Hervé CHAPRON, Ancien Directeur général adjoint de Pôle emploi - Membre du CRAPS

Michel MONIER, Ancien Directeur général adjoint de l'Unédic - Membre du CRAPS
sauver le régime par répartition, c’est pérenniser un revenu différé en adaptant son ADN aux évolutions de la société

Laurent PIETRASZEWSKI
Ancien ministre chargé des retraites et de la santé au travail, Président-Fondateur du Cabinet de conseil GRENEL
– Membre du CRAPS

Hervé CHAPRON
Ancien Directeur général adjoint de Pôle emploi – Membre du CRAPS

Michel MONIER
Ancien Directeur général adjoint de l’Unédic – Membre du CRAPS

Reculer l’âge d’ouverture des droits ne confère pas seulement à l’actuelle réforme des retraites le caractère d’un simple ajustement comptable, il s’agit de réaffirmer notre confiance dans notre Pacte républicain ! La France n’a cessé de réformer sa Protection sociale, pour maintenir la confiance dans un système, aujourd’hui hybride, qui doit rester bismarckien, financé principalement par les cotisations sociales.

Car en réalité sauver le régime par répartition, c’est pérenniser un revenu différé en adaptant son ADN aux évolutions de la société, aux nouvelles formes d’emploi, au dynamisme de la démographie. Au-delà des paramètres, la réforme vise la préservation du principe redistributif et du principe de contribution constitutive de droits futurs certains. C’est bien de la solidité de notre Pacte républicain dont il s’agit !

Réformer pour restaurer la confiance.

Notre système de retraite est un système par répartition : il assure là le lien intergénérationnel. Il est contributif : il assure des droits à un revenu différé financé par des cotisations réparties entre employeurs (60 % ) et salariés (40 %). La confiance est la base de ce système.

Les jeunes générations perdent confiance dans notre système de Protection sociale, dont un des piliers – les retraites – n’échappe pas à la dette depuis des décennies malgré l’empilement des réformes. Leurs craintes : financer les pensions des retraités d’aujourd’hui au risque de ne pas percevoir leur part de cette solidarité intergénérationnelle à leur tour.
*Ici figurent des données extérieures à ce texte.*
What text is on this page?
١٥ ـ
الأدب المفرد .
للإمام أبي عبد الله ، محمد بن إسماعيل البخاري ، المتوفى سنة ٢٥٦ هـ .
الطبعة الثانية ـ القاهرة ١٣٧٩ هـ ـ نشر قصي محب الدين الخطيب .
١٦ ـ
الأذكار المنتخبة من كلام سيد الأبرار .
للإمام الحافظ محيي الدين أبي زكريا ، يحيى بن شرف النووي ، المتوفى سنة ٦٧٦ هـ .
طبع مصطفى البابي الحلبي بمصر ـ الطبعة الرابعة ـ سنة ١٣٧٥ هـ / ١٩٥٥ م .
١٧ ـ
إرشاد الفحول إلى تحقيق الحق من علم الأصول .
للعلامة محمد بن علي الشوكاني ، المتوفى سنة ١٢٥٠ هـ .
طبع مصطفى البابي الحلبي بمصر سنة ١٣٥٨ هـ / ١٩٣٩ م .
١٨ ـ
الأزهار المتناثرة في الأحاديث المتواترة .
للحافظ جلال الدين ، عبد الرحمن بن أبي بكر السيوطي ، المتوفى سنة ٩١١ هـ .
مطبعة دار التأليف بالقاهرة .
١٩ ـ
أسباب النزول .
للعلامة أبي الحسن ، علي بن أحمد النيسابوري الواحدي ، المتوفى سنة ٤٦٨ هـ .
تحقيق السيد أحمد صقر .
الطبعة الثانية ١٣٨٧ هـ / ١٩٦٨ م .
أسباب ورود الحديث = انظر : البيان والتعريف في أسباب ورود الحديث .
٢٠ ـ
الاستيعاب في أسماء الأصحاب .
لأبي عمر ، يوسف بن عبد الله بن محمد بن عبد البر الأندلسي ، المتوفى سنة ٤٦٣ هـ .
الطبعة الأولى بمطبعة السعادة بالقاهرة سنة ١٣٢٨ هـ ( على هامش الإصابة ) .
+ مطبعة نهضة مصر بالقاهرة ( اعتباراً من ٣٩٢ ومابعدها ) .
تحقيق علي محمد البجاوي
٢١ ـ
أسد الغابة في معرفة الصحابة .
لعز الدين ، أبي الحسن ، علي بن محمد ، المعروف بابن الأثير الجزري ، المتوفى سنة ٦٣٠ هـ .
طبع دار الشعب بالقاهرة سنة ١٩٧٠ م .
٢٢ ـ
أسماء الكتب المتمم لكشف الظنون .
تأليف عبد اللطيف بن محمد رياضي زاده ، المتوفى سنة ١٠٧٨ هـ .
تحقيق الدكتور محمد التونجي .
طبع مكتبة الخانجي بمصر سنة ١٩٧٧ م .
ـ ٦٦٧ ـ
Sortir du fétichisme de l’âge, c’est de toute évidence assurer le pouvoir d’achat des retraités de demain en sauvant, dès aujourd’hui, le caractère contributif de droits futurs ; ce n’est donc pas seulement assurer le versement des retraites d’aujourd’hui. En cela, la réforme participe à restaurer la confiance, cette « institution invisible »1, sans qui et notre Pacte républicain et notre régime de retraites deviendront des moulins à vent : redonner confiance dans le système davantage que dans la dette !

Réformer pour rendre lisible le système.

Depuis les années 1975, les transformations de l’économie, les tensions sur le marché du travail et l’évolution de la structure et des formes de l’emploi ont incité à mettre en place et à développer tout un arsenal de politiques publiques d’allègement des cotisations sociales tout en pratiquant une politique de déficit budgétaire conséquente pour soutenir la demande. L’évangile de 1945 s’est délité au fil des Trente Piteuses. Or, dans son dernier rapport sur la Sécurité sociale, la Cour des comptes pointe « des niveaux de financement par cotisations ou par impôts en cohérence incertaine avec les prestations servies » et « des circuits de financement peu lisibles et instables ». La Cour rappelle notamment que le « financement par des cotisations prélevées sur les revenus du travail correspond à une logique de revenu différé », et invite à « réexaminer les affectations d’impôts à la Sécurité sociale en fonction de leurs finalités ».2 En d’autres termes, la Cour incite à rendre plus lisible le système pour retrouver la cohérence entre les financements contributifs et les prestations acquises. Rester ainsi aujourd’hui attaché au fétichisme de l’âge, serait accepter inconsciemment la métamorphose sans retenue vers un modèle beveridgien, fiscalisé, au sein d’un pays surendetté. C’est in fine participer à saper la valeur travail et faire du niveau des pensions servies une variable d’ajustement budgétaire !

Réformer pour une ambition sociétale.

La dynamique de la réforme repose sur un changement de paradigme : les entreprises doivent s’adapter pour maintenir dans l’emploi leurs seniors. Il faut construire sans délai une politique du vieillissement actif et abandonner les stratégies d’exclusion des travailleurs expérimentés. La Finlande, la Suède, le Danemark, le Japon y parviennent depuis de nombreuses années. Cela nécessite de revisiter nos parcours professionnels, de repenser les rythmes et organisation de travail par le dialogue social et de mettre en oeuvre une véritable politique publique de valorisation des seniors.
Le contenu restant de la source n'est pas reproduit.